There was also a plethora of pristine renderings of the many wonderful instrumental solo bits that Holst’s score provides in abundance. That includes (but, as usual, is not limited to) Principal Horn Roger Kaza’s delicate opening solo in “Venus, the Bringer of Peace” as well rest of his section in “Jupiter, the Bringer of Jollity”; the quicksilver woodwinds, Allegra Lilly and Megan Stout’s harps, and Peter Henderson’s celesta in “Mercury, the Winged Messenger”; Phil Ross’s mournful bass oboe in “Saturn, the Bringer of Old Age”; the bassoons under Andrew Cuneo, musically thumbing their noses at the pretentions of “Uranus, the Magician;” and multiple appearances by Concertmaster David Halen and Principal Oboe Jelena Dirks.

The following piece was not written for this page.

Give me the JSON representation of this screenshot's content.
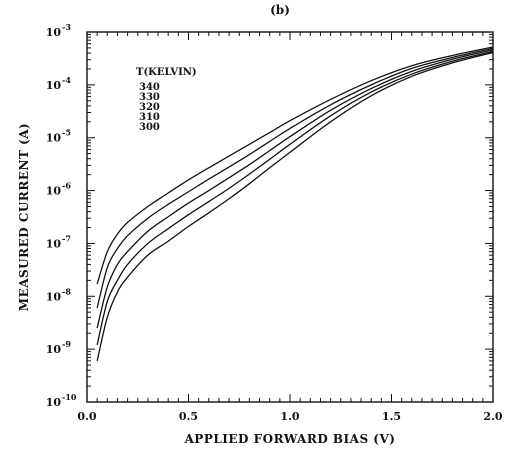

And then there were the final moments of “Neptune, the Mystic.” The score calls for a wordless women’s chorus "to be placed in an adjoining room, the door of which is to be left open until the last bar of the piece, when it is to be slowly and silently closed." The final bar of the music, for voices alone, is "to be repeated until the sound is lost in the distance." Denève achieved that by (as far as I can tell) placing the singers on the orchestra level in back of the audience—presumably in the lobby if he was following Holst’s instructions.

Wherever they were, it worked. Seemingly coming from everywhere and nowhere (although probably from the main lobby), the voices faded so imperceptibly that it was hard to tell when they stopped singing. In my mind, they still are.

Next at Powell Hall: Conductor Xian Zhang and pianist George Li make their St. Louis Symphony Orchestra debuts performing the overture to Rossini’s opera “L'Italiana in Algeri,” Rachmaninoff’s “Rhapsody on a Theme of Paganini,” and Respighi’s “Fountains of Rome” and “Pines of Rome”. Performances are Saturday at 8 pm and Sunday at 3 pm, October 26 and 27. The Saturday concert will be broadcast live on St. Louis Public Radio and Classic 107.3.